Talkkari Anna, Rosenström Tom H
Department of Psychology, Faculty of Medicine, University of Helsinki, Finland.
Assessment. 2025 Sep;32(6):978-991. doi: 10.1177/10731911241275327. Epub 2024 Sep 9.
Unlike depression sum scores, the underlying risk for depression is typically assumed to be normally distributed across the general population. To assess the true empirical shape of depression risk, we created a continuous-valued estimate of the latent depression density, using the Davidian-Curve Item Response Theory (DC-IRT) and the National Health and Nutrition Examination Survey (NHANES) cohorts from 2005 to 2018 ( = 36,244 on the Nine-item Patient Health Questionnaire; PHQ-9). We conducted simulations to investigate the performance of DC-IRT for large samples and realistic items. The method can recover complex latent-risk distributions even when they are not evident from sum scores. However, estimation accuracy for different sample sizes depends on the method of model selection. In addition to full-data analysis, random samples of a few thousand observations were drawn for analysis. The latent shape of depression was left-skewed and bimodal in both investigations, indicating that the latent-normality assumption does not hold for depression.
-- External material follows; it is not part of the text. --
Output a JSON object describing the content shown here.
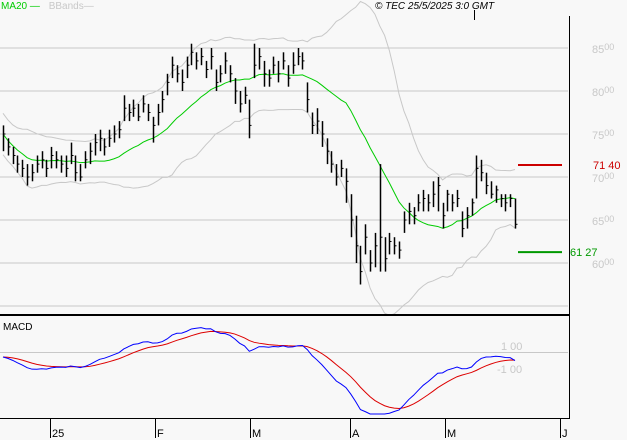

与抑郁总分不同,通常认为抑郁的潜在风险在普通人群中呈正态分布。为了评估抑郁风险的真实经验分布形状,我们使用大卫曲线项目反应理论(DC-IRT)和2005年至2018年的美国国家健康和营养检查调查(NHANES)队列(九项患者健康问卷;PHQ-9的样本量为36,244)创建了潜在抑郁密度的连续值估计。我们进行了模拟,以研究DC-IRT在大样本和实际项目中的表现。即使总分中不明显,该方法也能恢复复杂的潜在风险分布。然而,不同样本量的估计准确性取决于模型选择方法。除了全数据分析外,还抽取了数千个观察值的随机样本进行分析。在两项研究中,抑郁的潜在分布形状均为左偏态和双峰,这表明抑郁的潜在正态性假设不成立。